Upela : l’anticipation pragmatique d’une PME en première ligne

Certaines startups, plus exposées, n’ont pas attendu le 2 avril pour réagir. Chez Upela, plateforme de logistique B2B, la tension est perceptible depuis déjà plusieurs mois. “Depuis la nomination de Trump en janvier, on a vu doubler le nombre de blocages douaniers vers et depuis les États-Unis, sans toujours en connaître la cause”, explique Rémi Lantieri-Jullien, porte-parole et directeur marketing de la plateforme. Luxe, viticulture, pièces détachées automobiles : les secteurs les plus impactés sont identifiés.

Conscient du tournant, Upela a entamé un recentrage stratégique dès le début de l’année : “L’Allemagne est devenue notre premier marché, suivie de l’Espagne. On a aussi ouvert la Belgique pour diversifier nos relais de croissance.” Une réorganisation dictée par la réalité du terrain. Lors de la dernière Fashion Week parisienne, l’équipe d’Upela a dû mobiliser en urgence une cellule pour débloquer une livraison express d’un créateur, coincée à la douane. “C’est ce type de réactivité qui fait la différence pour nos clients aujourd’hui.”

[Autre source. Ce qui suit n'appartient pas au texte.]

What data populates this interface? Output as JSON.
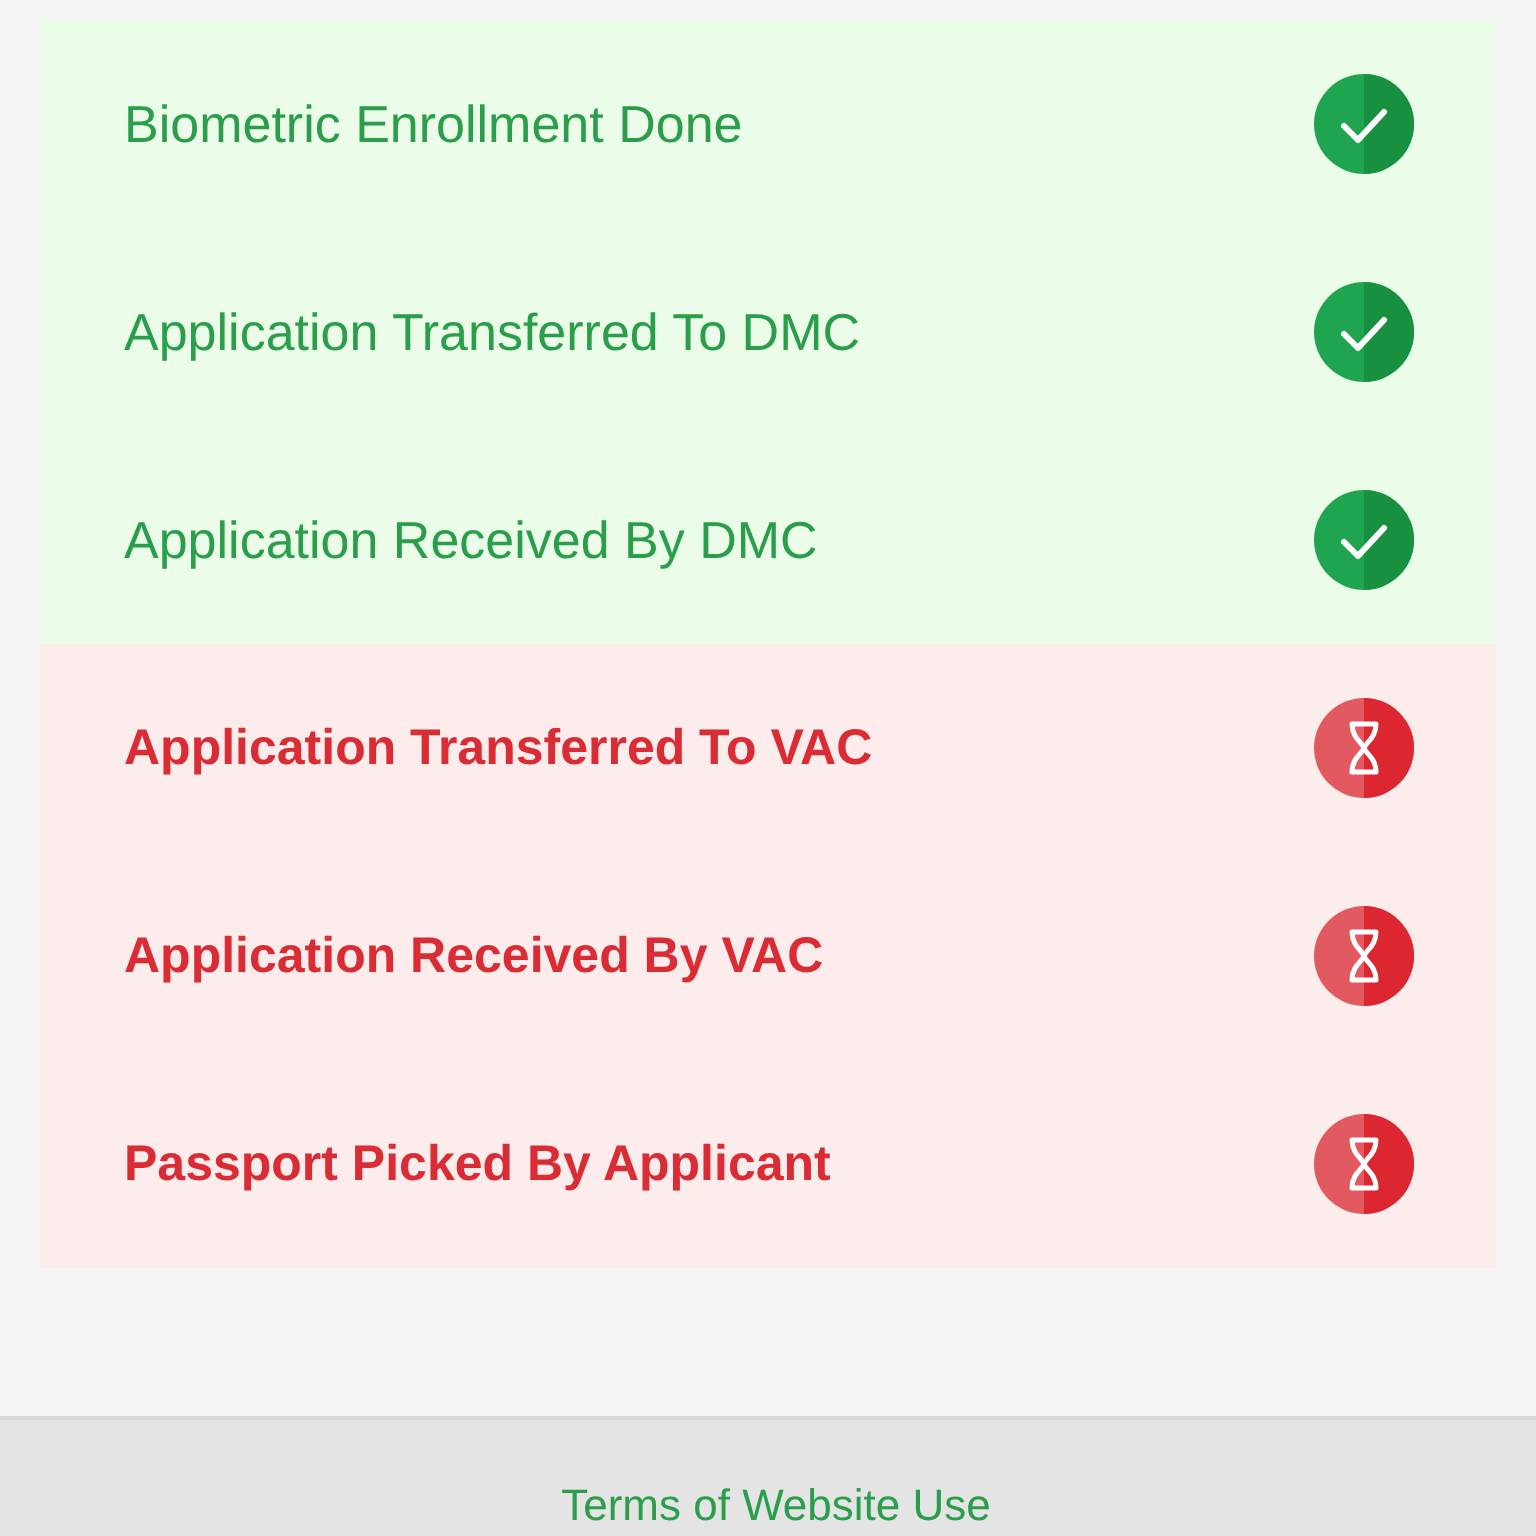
{
  "steps": [
    {
      "label": "Biometric Enrollment Done",
      "completed": true
    },
    {
      "label": "Application Transferred To DMC",
      "completed": true
    },
    {
      "label": "Application Received By DMC",
      "completed": true
    },
    {
      "label": "Application Transferred To VAC",
      "completed": false
    },
    {
      "label": "Application Received By VAC",
      "completed": false
    },
    {
      "label": "Passport Picked By Applicant",
      "completed": false
    }
  ],
  "footer": {
    "link": "Terms of Website Use"
  }
}
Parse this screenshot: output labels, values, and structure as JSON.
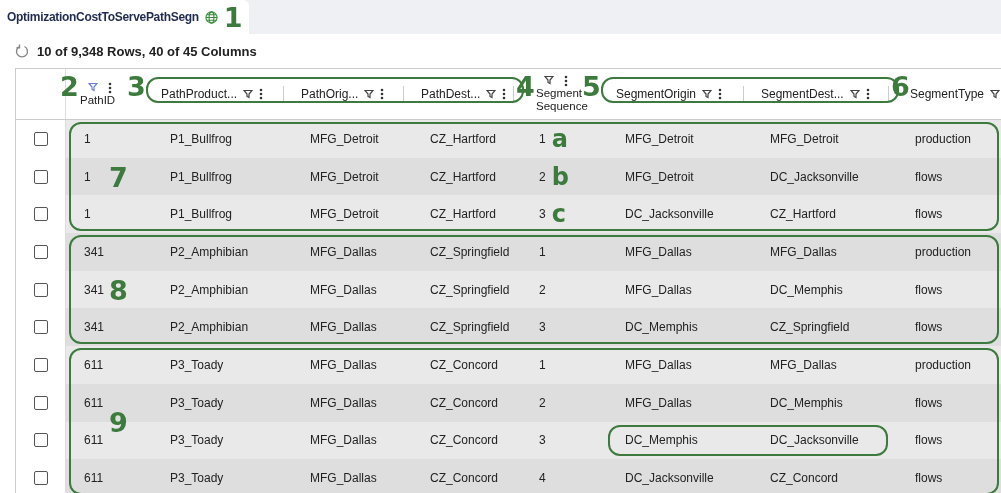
{
  "tab": {
    "title": "OptimizationCostToServePathSegn",
    "callout": "1"
  },
  "toolbar": {
    "summary": "10 of 9,348 Rows, 40 of 45 Columns"
  },
  "header_groups": [
    {
      "callout": "2",
      "outlined": false,
      "columns": [
        {
          "label": "PathID",
          "kind": "stacked",
          "filter_active": true,
          "menu": true
        }
      ]
    },
    {
      "callout": "3",
      "outlined": true,
      "columns": [
        {
          "label": "PathProduct...",
          "kind": "inline",
          "filter_active": false,
          "menu": true
        },
        {
          "label": "PathOrig...",
          "kind": "inline",
          "filter_active": false,
          "menu": true
        },
        {
          "label": "PathDest...",
          "kind": "inline",
          "filter_active": false,
          "menu": true
        }
      ]
    },
    {
      "callout": "4",
      "outlined": false,
      "columns": [
        {
          "label": "Segment Sequence",
          "kind": "stacked",
          "filter_active": false,
          "menu": true
        }
      ]
    },
    {
      "callout": "5",
      "outlined": true,
      "columns": [
        {
          "label": "SegmentOrigin",
          "kind": "inline",
          "filter_active": false,
          "menu": true
        },
        {
          "label": "SegmentDest...",
          "kind": "inline",
          "filter_active": false,
          "menu": true
        }
      ]
    },
    {
      "callout": "6",
      "outlined": false,
      "columns": [
        {
          "label": "SegmentType",
          "kind": "inline",
          "filter_active": false,
          "menu": false
        }
      ]
    }
  ],
  "row_groups": [
    {
      "callout": "7",
      "rows": [
        {
          "checked": false,
          "highlight_segment": false,
          "marker": "a",
          "cells": [
            "1",
            "P1_Bullfrog",
            "MFG_Detroit",
            "CZ_Hartford",
            "1",
            "MFG_Detroit",
            "MFG_Detroit",
            "production"
          ]
        },
        {
          "checked": false,
          "highlight_segment": false,
          "marker": "b",
          "cells": [
            "1",
            "P1_Bullfrog",
            "MFG_Detroit",
            "CZ_Hartford",
            "2",
            "MFG_Detroit",
            "DC_Jacksonville",
            "flows"
          ]
        },
        {
          "checked": false,
          "highlight_segment": false,
          "marker": "c",
          "cells": [
            "1",
            "P1_Bullfrog",
            "MFG_Detroit",
            "CZ_Hartford",
            "3",
            "DC_Jacksonville",
            "CZ_Hartford",
            "flows"
          ]
        }
      ]
    },
    {
      "callout": "8",
      "rows": [
        {
          "checked": false,
          "highlight_segment": false,
          "cells": [
            "341",
            "P2_Amphibian",
            "MFG_Dallas",
            "CZ_Springfield",
            "1",
            "MFG_Dallas",
            "MFG_Dallas",
            "production"
          ]
        },
        {
          "checked": false,
          "highlight_segment": false,
          "cells": [
            "341",
            "P2_Amphibian",
            "MFG_Dallas",
            "CZ_Springfield",
            "2",
            "MFG_Dallas",
            "DC_Memphis",
            "flows"
          ]
        },
        {
          "checked": false,
          "highlight_segment": false,
          "cells": [
            "341",
            "P2_Amphibian",
            "MFG_Dallas",
            "CZ_Springfield",
            "3",
            "DC_Memphis",
            "CZ_Springfield",
            "flows"
          ]
        }
      ]
    },
    {
      "callout": "9",
      "rows": [
        {
          "checked": false,
          "highlight_segment": false,
          "cells": [
            "611",
            "P3_Toady",
            "MFG_Dallas",
            "CZ_Concord",
            "1",
            "MFG_Dallas",
            "MFG_Dallas",
            "production"
          ]
        },
        {
          "checked": false,
          "highlight_segment": false,
          "cells": [
            "611",
            "P3_Toady",
            "MFG_Dallas",
            "CZ_Concord",
            "2",
            "MFG_Dallas",
            "DC_Memphis",
            "flows"
          ]
        },
        {
          "checked": false,
          "highlight_segment": true,
          "cells": [
            "611",
            "P3_Toady",
            "MFG_Dallas",
            "CZ_Concord",
            "3",
            "DC_Memphis",
            "DC_Jacksonville",
            "flows"
          ]
        },
        {
          "checked": false,
          "highlight_segment": false,
          "cells": [
            "611",
            "P3_Toady",
            "MFG_Dallas",
            "CZ_Concord",
            "4",
            "DC_Jacksonville",
            "CZ_Concord",
            "flows"
          ]
        }
      ]
    }
  ]
}
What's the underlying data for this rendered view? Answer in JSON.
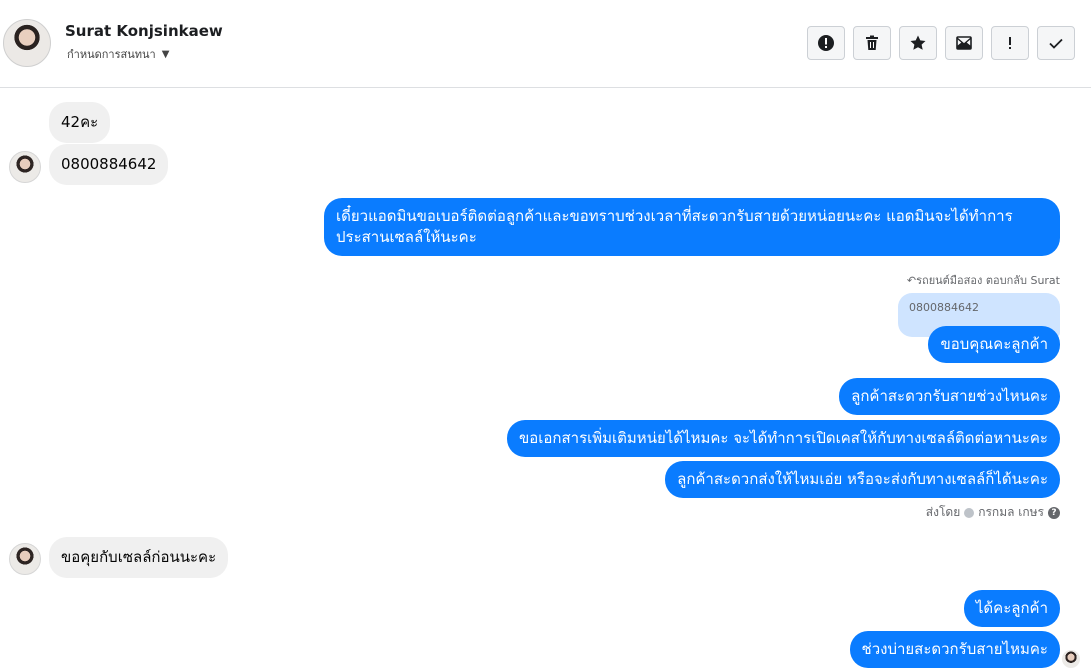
{
  "header": {
    "name": "Surat Konjsinkaew",
    "subtitle": "กำหนดการสนทนา",
    "toolbar": [
      {
        "icon": "alert-circle-icon"
      },
      {
        "icon": "trash-icon"
      },
      {
        "icon": "star-icon"
      },
      {
        "icon": "mail-unread-icon"
      },
      {
        "icon": "exclamation-icon"
      },
      {
        "icon": "checkmark-icon"
      }
    ]
  },
  "messages": {
    "m1": "42คะ",
    "m2": "0800884642",
    "m3_line1": "เดี๋ยวแอดมินขอเบอร์ติดต่อลูกค้าและขอทราบช่วงเวลาที่สะดวกรับสายด้วยหน่อยนะคะ แอดมินจะได้ทำการ",
    "m3_line2": "ประสานเซลล์ให้นะคะ",
    "reply_label": "รถยนต์มือสอง ตอบกลับ Surat",
    "quoted": "0800884642",
    "m4": "ขอบคุณคะลูกค้า",
    "m5": "ลูกค้าสะดวกรับสายช่วงไหนคะ",
    "m6": "ขอเอกสารเพิ่มเติมหน่ยได้ไหมคะ จะได้ทำการเปิดเคสให้กับทางเซลล์ติดต่อหานะคะ",
    "m7": "ลูกค้าสะดวกส่งให้ไหมเอ่ย หรือจะส่งกับทางเซลล์ก็ได้นะคะ",
    "sent_by_label": "ส่งโดย",
    "sent_by_name": "กรกมล เกษร",
    "m8": "ขอคุยกับเซลล์ก่อนนะคะ",
    "m9": "ได้คะลูกค้า",
    "m10": "ช่วงบ่ายสะดวกรับสายไหมคะ"
  },
  "colors": {
    "outgoing": "#0a7cff",
    "incoming": "#f0f0f0",
    "quoted": "#cfe4ff"
  }
}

Un point de friction persiste toutefois : l'absence de lien direct avec les services douaniers. « On échange avec les transporteurs, mais pas avec les douanes. Il y a des informations qu’on pourrait relayer à nos clients pour éviter des erreurs ou des blocages, si on avait les bons interlocuteurs. »

Construire une souveraineté sans repli

Du côté de France Digitale, cette crise vient renforcer un diagnostic posé de longue date : l’Europe ne peut plus se contenter d’un rôle passif sur la scène technologique mondiale. Le Digital Markets Act, entré en vigueur en mars 2024, a marqué une première étape en encadrant les pratiques des géants du numérique. Mais Maya Noël appelle à aller plus loin : “Il faut un vrai bonus européen dans la commande publique, pour favoriser les solutions qui respectent nos standards environnementaux, sociaux et géopolitiques. Ce n’est pas du protectionnisme, insiste-t-elle, mais du réalisme stratégique.”

Une position alignée avec celle de Christine Lagarde, présidente de la BCE, qui a évoqué “un moment décisif pour accélérer l’indépendance stratégique de l’Europe”. “Ce que nous vivons, conclut Maya Noël, c’est un réveil brutal. Le constat est posé depuis des années. Il est temps d’agir.”